РОЗА. Ты просто ничего не видела в своем провинциальном азарте!
ЛАЙМА (смотрит в бинокль). Ах, девочки, он зажег огни… светящийся автобус на фоне заката… Незабываемо!… Он подходит к нашей государственной границе… Европа! Польская Народная Республика!
Быстро темнеет. Миражный город на заднике освещается огнями.
Крики Цапли.
Сестры, растрепанные и растерянные, бросаются друг к другу и обнимаются.
Налево мост, направо мост!И Висла перед нами!
Крики Цапли. Страстные объятия сестер. Уходят. В темноте на сцене появляется ломкая белесая фигура с неясными очертаниями. Вздохи и причитания. Шорох крыл.

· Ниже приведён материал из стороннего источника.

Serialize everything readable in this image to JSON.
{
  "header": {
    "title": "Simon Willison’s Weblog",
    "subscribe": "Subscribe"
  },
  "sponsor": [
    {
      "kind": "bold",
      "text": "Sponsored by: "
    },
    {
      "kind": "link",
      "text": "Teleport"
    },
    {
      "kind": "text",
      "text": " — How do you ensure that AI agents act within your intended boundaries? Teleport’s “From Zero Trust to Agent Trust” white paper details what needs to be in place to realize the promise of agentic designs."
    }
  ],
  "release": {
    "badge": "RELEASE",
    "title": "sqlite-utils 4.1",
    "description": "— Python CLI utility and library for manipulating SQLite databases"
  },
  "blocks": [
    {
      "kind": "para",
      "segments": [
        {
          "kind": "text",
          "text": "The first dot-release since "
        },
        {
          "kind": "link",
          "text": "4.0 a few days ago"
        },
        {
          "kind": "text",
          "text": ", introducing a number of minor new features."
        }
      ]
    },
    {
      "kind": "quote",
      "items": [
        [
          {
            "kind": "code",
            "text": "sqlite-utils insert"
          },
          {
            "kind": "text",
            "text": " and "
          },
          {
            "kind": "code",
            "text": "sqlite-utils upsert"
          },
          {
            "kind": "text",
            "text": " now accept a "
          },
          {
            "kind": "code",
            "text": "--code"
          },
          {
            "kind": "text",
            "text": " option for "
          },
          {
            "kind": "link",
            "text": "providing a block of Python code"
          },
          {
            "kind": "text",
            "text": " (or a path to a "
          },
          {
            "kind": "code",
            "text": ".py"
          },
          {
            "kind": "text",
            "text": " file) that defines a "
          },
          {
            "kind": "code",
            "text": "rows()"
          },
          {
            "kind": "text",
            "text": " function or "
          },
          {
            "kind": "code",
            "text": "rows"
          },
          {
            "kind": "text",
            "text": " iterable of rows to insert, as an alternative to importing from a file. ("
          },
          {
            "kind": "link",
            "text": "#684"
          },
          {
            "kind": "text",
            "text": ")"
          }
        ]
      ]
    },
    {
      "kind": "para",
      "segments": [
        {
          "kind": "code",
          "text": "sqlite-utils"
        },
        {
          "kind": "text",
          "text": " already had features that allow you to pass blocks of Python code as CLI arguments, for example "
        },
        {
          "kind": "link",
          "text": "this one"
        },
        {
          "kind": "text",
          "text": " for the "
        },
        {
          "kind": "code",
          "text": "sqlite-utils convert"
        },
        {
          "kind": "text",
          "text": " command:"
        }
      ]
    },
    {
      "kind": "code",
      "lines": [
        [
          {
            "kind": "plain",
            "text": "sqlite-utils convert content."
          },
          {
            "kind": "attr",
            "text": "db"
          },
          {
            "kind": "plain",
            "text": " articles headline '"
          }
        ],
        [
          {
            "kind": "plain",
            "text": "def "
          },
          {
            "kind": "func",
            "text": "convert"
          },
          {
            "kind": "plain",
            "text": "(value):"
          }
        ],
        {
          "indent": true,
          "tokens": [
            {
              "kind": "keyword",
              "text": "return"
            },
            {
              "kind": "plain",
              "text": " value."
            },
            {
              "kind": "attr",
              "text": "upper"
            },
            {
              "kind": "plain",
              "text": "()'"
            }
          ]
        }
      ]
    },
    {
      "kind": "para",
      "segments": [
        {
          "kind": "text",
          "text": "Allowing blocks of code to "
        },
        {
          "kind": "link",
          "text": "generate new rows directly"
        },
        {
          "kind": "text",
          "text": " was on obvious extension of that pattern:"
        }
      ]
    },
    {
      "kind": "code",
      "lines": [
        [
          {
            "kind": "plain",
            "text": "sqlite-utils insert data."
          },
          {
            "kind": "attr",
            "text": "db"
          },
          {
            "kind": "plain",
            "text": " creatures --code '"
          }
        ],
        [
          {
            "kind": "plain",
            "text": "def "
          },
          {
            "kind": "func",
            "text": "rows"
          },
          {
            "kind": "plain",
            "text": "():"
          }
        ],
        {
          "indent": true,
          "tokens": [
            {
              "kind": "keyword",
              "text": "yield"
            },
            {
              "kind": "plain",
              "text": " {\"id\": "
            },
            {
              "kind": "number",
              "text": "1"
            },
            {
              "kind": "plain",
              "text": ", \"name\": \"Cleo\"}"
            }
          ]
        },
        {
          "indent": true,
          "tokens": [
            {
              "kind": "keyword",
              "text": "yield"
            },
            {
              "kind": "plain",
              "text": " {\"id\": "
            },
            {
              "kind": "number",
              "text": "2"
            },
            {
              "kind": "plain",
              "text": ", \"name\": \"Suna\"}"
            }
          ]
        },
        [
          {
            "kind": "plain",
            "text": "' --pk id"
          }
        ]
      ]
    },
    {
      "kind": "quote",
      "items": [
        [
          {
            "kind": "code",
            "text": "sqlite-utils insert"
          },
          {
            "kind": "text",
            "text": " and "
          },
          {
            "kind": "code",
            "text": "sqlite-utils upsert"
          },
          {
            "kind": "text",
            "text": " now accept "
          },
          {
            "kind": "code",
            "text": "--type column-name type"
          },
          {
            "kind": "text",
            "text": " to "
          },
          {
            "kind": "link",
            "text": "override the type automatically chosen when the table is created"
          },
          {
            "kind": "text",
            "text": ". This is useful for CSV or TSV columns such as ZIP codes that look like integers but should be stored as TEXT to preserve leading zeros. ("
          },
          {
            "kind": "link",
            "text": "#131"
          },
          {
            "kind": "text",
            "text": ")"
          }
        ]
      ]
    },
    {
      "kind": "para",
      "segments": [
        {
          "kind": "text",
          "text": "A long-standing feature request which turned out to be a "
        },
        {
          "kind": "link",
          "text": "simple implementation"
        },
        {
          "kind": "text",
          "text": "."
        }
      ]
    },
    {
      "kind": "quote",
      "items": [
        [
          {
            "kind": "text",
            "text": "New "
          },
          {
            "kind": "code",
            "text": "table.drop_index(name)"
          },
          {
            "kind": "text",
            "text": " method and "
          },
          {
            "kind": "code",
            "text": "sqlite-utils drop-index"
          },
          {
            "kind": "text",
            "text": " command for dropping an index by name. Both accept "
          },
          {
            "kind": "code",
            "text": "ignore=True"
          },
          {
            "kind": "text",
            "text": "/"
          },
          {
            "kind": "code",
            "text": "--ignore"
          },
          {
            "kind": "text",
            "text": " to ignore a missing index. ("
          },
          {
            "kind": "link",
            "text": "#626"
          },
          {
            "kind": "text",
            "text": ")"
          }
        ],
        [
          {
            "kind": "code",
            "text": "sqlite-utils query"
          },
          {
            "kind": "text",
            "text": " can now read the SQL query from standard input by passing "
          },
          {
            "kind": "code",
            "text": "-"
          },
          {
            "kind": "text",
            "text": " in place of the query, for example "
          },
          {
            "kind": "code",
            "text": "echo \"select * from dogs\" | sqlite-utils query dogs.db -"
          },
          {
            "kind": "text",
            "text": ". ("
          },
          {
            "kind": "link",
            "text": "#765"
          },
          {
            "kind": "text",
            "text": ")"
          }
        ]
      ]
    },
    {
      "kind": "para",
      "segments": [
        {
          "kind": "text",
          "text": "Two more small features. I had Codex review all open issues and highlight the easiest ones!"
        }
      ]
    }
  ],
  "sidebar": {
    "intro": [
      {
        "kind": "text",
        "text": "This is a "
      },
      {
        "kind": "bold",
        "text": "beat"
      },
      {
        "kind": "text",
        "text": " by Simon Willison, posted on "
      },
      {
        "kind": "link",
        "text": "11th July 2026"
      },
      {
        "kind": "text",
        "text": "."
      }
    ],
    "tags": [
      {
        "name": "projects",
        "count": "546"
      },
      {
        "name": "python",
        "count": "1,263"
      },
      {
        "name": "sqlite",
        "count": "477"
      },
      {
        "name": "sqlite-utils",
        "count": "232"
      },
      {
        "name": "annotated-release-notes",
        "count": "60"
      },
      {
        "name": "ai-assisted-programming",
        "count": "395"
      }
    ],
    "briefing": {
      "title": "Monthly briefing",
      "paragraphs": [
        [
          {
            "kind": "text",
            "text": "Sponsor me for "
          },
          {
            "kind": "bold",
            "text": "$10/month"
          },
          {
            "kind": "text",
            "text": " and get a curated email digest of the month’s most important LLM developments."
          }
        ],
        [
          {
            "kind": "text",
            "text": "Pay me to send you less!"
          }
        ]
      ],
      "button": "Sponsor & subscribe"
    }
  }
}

В луче света появляются покойно развалившиеся на тахте Степанида и Ф.Г.Кампанеец. В руках у Кампанейца газета.
КАМПАНЕЕЦ (читает). Знаете ли вы, что… ну-с, посмотрим, что они преподнесут нам на сей раз? (Читает.) …что в 1579 году жители города Цюкерхен, что в Вюртемберге, были разбужены шумом невероятного по силе дождя. Каково же было изумление добропорядочных бюргеров, когда они увидели, что на мостовые вместе с потоками воды валятся с неба тысячи болотных лягушек… (В ярости комкает газету и вскакивает.)
Вскакивает и взбешенная Степанида.
КАМПАНЕЕЦ, СТЕПАНИДА (наперебой). Что за наглый вздор! Что они пишут тут, понимаете ли! Когда же эти негодяи оставят людей в покое?! Негодяи! (Выходят к рампе.)
СТЕПАНИДА (в зал). Негодяи! Негодяи! Негодяи!
КАМПАНЕЕЦ (в зал). Негодяи! (Очищает рот.) Дьявольски хочется пива «Карлсберг»!
Звонки и голоса по радио призывают зрителей вернуться в зал. Пока желающие возвращаются, на сцене происходят стыдливые изменения декораций. В эти несколько минут приятно было бы увидеть в проходе трех-четырех молодчиков, играющих на геликонах что-нибудь сентиментальное.
5. Лягушкопад
Смерч над болотом пролетал, лягушек в тучи засосал. К утру упал на мирный штадт нелепейший лягушкопад.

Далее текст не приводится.